Most people leave Antarctica in the winter. According to worldpopulationstatistics.com, the summer population of approximately 5000 drops to 1000 in the winter. In the interior the winter minimum temperature does drop into the -80C to -90C outside. In the coastal areas (where almost all the bases are located), the summer temperatures hit highs in the 5C to 15C range.
Given all that, I think it's safe to say that the station would be indoors at one of the established bases. Even in the interior in the winter, most of the equipment would not be exposed to temperatures outside their specs. That leaves only the antenna and feedline problems.
For feedline, Andrews or Heliax hardline is good for operations down to between -55C and -70C depending on the size/brand and can be idle at even lower temperatures.

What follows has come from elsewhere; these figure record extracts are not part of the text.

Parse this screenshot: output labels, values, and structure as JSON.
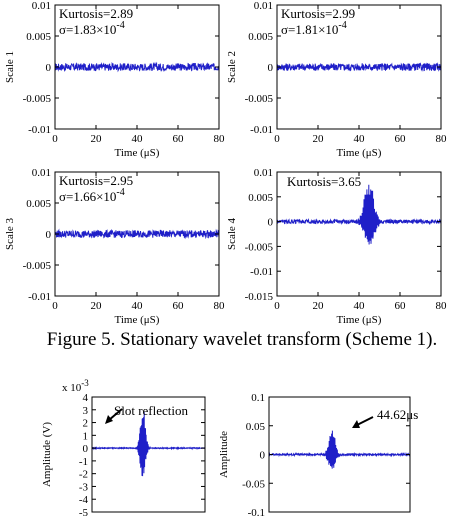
{
  "caption": "Figure 5. Stationary wavelet transform (Scheme 1).",
  "series_color": "#1f1fc8",
  "chart_data": [
    {
      "type": "line",
      "ylabel": "Scale 1",
      "xlabel": "Time (μS)",
      "xlim": [
        0,
        80
      ],
      "ylim": [
        -0.01,
        0.01
      ],
      "xticks": [
        "0",
        "20",
        "40",
        "60",
        "80"
      ],
      "yticks": [
        "0.01",
        "0.005",
        "0",
        "-0.005",
        "-0.01"
      ],
      "annotation_lines": [
        "Kurtosis=2.89",
        "σ=1.83×10",
        "-4"
      ],
      "series": [
        {
          "signal": "noise",
          "amplitude": 0.0006
        }
      ]
    },
    {
      "type": "line",
      "ylabel": "Scale 2",
      "xlabel": "Time (μS)",
      "xlim": [
        0,
        80
      ],
      "ylim": [
        -0.01,
        0.01
      ],
      "xticks": [
        "0",
        "20",
        "40",
        "60",
        "80"
      ],
      "yticks": [
        "0.01",
        "0.005",
        "0",
        "-0.005",
        "-0.01"
      ],
      "annotation_lines": [
        "Kurtosis=2.99",
        "σ=1.81×10",
        "-4"
      ],
      "series": [
        {
          "signal": "noise",
          "amplitude": 0.0006
        }
      ]
    },
    {
      "type": "line",
      "ylabel": "Scale 3",
      "xlabel": "Time (μS)",
      "xlim": [
        0,
        80
      ],
      "ylim": [
        -0.01,
        0.01
      ],
      "xticks": [
        "0",
        "20",
        "40",
        "60",
        "80"
      ],
      "yticks": [
        "0.01",
        "0.005",
        "0",
        "-0.005",
        "-0.01"
      ],
      "annotation_lines": [
        "Kurtosis=2.95",
        "σ=1.66×10",
        "-4"
      ],
      "series": [
        {
          "signal": "noise",
          "amplitude": 0.0006
        }
      ]
    },
    {
      "type": "line",
      "ylabel": "Scale 4",
      "xlabel": "Time (μS)",
      "xlim": [
        0,
        80
      ],
      "ylim": [
        -0.015,
        0.01
      ],
      "xticks": [
        "0",
        "20",
        "40",
        "60",
        "80"
      ],
      "yticks": [
        "0.01",
        "0.005",
        "0",
        "-0.005",
        "-0.01",
        "-0.015"
      ],
      "annotation_lines": [
        "Kurtosis=3.65"
      ],
      "series": [
        {
          "signal": "burst",
          "center": 45,
          "width": 3,
          "amplitude": 0.01,
          "noise": 0.0004
        }
      ]
    },
    {
      "type": "line",
      "ylabel": "Amplitude (V)",
      "exponent_label": "x 10",
      "exponent_power": "-3",
      "xlim": [
        0,
        100
      ],
      "ylim": [
        -5,
        4
      ],
      "yticks": [
        "4",
        "3",
        "2",
        "1",
        "0",
        "-1",
        "-2",
        "-3",
        "-4",
        "-5"
      ],
      "annotation_lines": [
        "Slot reflection"
      ],
      "series": [
        {
          "signal": "burst",
          "center": 45,
          "width": 3,
          "amplitude": 3.5,
          "noise": 0.03
        }
      ]
    },
    {
      "type": "line",
      "ylabel": "Amplitude",
      "xlim": [
        0,
        100
      ],
      "ylim": [
        -0.1,
        0.1
      ],
      "yticks": [
        "0.1",
        "0.05",
        "0",
        "-0.05",
        "-0.1"
      ],
      "annotation_lines": [
        "44.62μs"
      ],
      "series": [
        {
          "signal": "burst",
          "center": 44.6,
          "width": 3,
          "amplitude": 0.05,
          "noise": 0.0015
        }
      ]
    }
  ]
}
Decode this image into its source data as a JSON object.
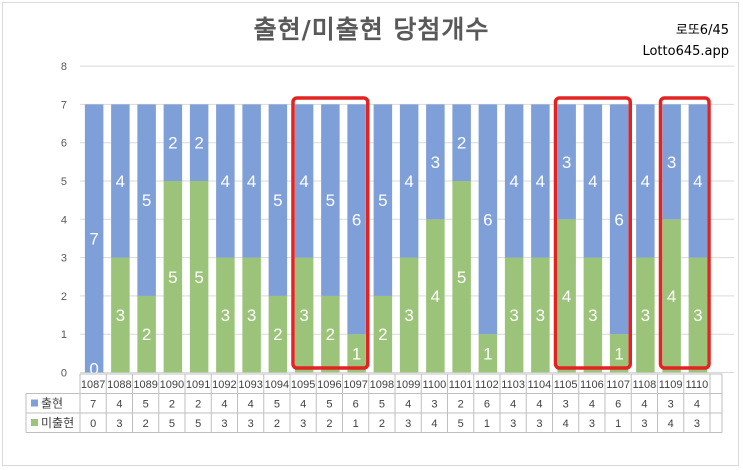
{
  "title": "출현/미출현 당첨개수",
  "brand": {
    "line1": "로또6/45",
    "line2": "Lotto645.app"
  },
  "colors": {
    "shown": "#7f9fd8",
    "missing": "#9bc47a",
    "highlight": "#e32222"
  },
  "chart_data": {
    "type": "bar",
    "stacked": true,
    "ylim": [
      0,
      8
    ],
    "yticks": [
      0,
      1,
      2,
      3,
      4,
      5,
      6,
      7,
      8
    ],
    "categories": [
      "1087",
      "1088",
      "1089",
      "1090",
      "1091",
      "1092",
      "1093",
      "1094",
      "1095",
      "1096",
      "1097",
      "1098",
      "1099",
      "1100",
      "1101",
      "1102",
      "1103",
      "1104",
      "1105",
      "1106",
      "1107",
      "1108",
      "1109",
      "1110"
    ],
    "series": [
      {
        "name": "미출현",
        "color": "#9bc47a",
        "values": [
          0,
          3,
          2,
          5,
          5,
          3,
          3,
          2,
          3,
          2,
          1,
          2,
          3,
          4,
          5,
          1,
          3,
          3,
          4,
          3,
          1,
          3,
          4,
          3
        ]
      },
      {
        "name": "출현",
        "color": "#7f9fd8",
        "values": [
          7,
          4,
          5,
          2,
          2,
          4,
          4,
          5,
          4,
          5,
          6,
          5,
          4,
          3,
          2,
          6,
          4,
          4,
          3,
          4,
          6,
          4,
          3,
          4
        ]
      }
    ],
    "table_rows": [
      "출현",
      "미출현"
    ],
    "highlight_groups": [
      [
        "1095",
        "1097"
      ],
      [
        "1105",
        "1107"
      ],
      [
        "1109",
        "1110"
      ]
    ]
  }
}
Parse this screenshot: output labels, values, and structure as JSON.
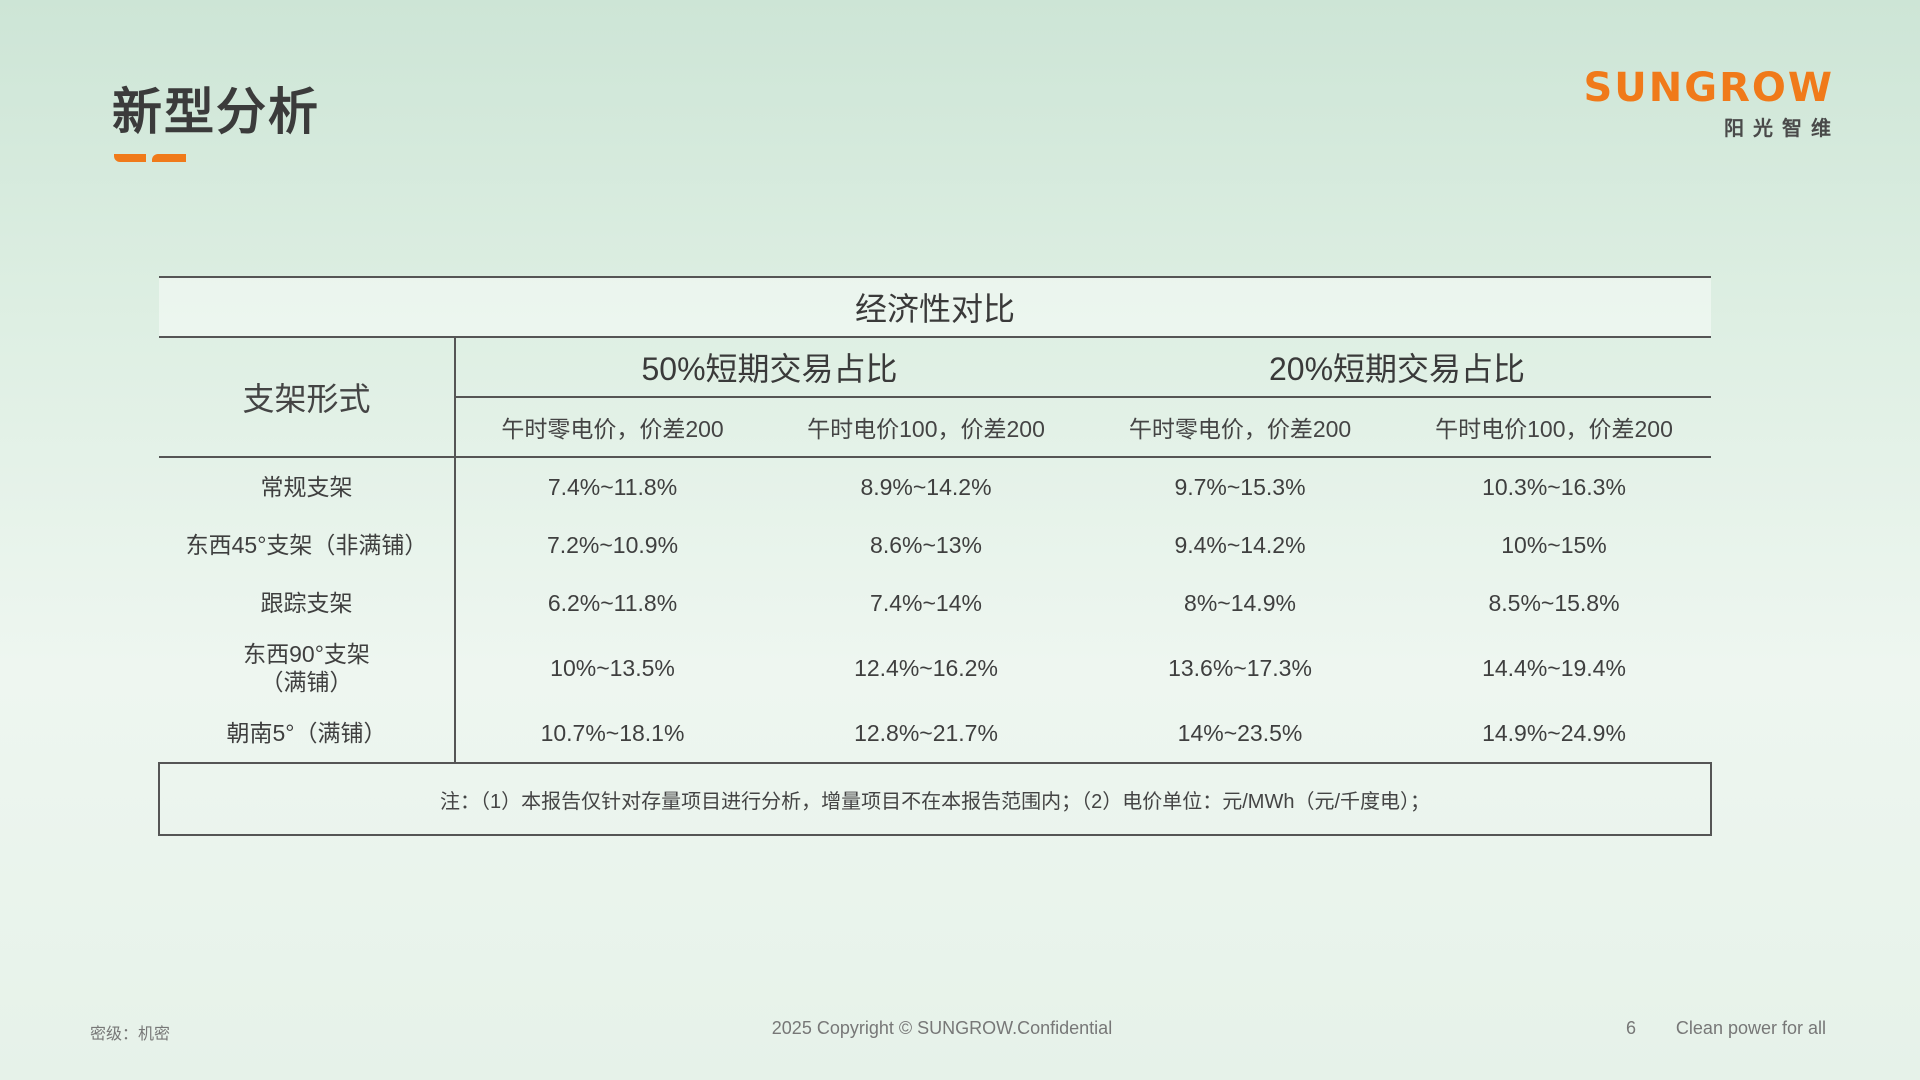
{
  "page": {
    "title": "新型分析"
  },
  "logo": {
    "brand": "SUNGROW",
    "sub": "阳光智维",
    "accent_color": "#f07a1a"
  },
  "table": {
    "title": "经济性对比",
    "row_header": "支架形式",
    "groups": [
      {
        "label": "50%短期交易占比",
        "columns": [
          "午时零电价，价差200",
          "午时电价100，价差200"
        ]
      },
      {
        "label": "20%短期交易占比",
        "columns": [
          "午时零电价，价差200",
          "午时电价100，价差200"
        ]
      }
    ],
    "rows": [
      {
        "mount_line1": "常规支架",
        "mount_line2": "",
        "values": [
          "7.4%~11.8%",
          "8.9%~14.2%",
          "9.7%~15.3%",
          "10.3%~16.3%"
        ]
      },
      {
        "mount_line1": "东西45°支架（非满铺）",
        "mount_line2": "",
        "values": [
          "7.2%~10.9%",
          "8.6%~13%",
          "9.4%~14.2%",
          "10%~15%"
        ]
      },
      {
        "mount_line1": "跟踪支架",
        "mount_line2": "",
        "values": [
          "6.2%~11.8%",
          "7.4%~14%",
          "8%~14.9%",
          "8.5%~15.8%"
        ]
      },
      {
        "mount_line1": "东西90°支架",
        "mount_line2": "（满铺）",
        "values": [
          "10%~13.5%",
          "12.4%~16.2%",
          "13.6%~17.3%",
          "14.4%~19.4%"
        ]
      },
      {
        "mount_line1": "朝南5°（满铺）",
        "mount_line2": "",
        "values": [
          "10.7%~18.1%",
          "12.8%~21.7%",
          "14%~23.5%",
          "14.9%~24.9%"
        ]
      }
    ],
    "note": "注：（1）本报告仅针对存量项目进行分析，增量项目不在本报告范围内；（2）电价单位：元/MWh（元/千度电）；"
  },
  "footer": {
    "classification": "密级：机密",
    "copyright": "2025 Copyright © SUNGROW.Confidential",
    "page_number": "6",
    "slogan": "Clean power for all"
  }
}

The research stations probably use something like this.
The good news for antennas is that Antarctica is mostly a desert with the average precipitation in the 4"-8" range. So, icing up might not be much of a problem. But is does get pretty windy. Most of Antarctic is at 3000-5000m altitude and the cold dense air runs "downhill" at the coast, especially in the presence of an approaching low preasure system, causing katabatic winds of as much as 220 km/hr.
So, depending on how long you want those dipoles to last, you could consider copper coated steel cables strung between a couple towers or posts.
There is a Yahoo! Group for Antarctic Hams which is open, poking around there might answer some additional questions. Since we are coming into the Southern Hemisphere summer, activity there is starting to pick up.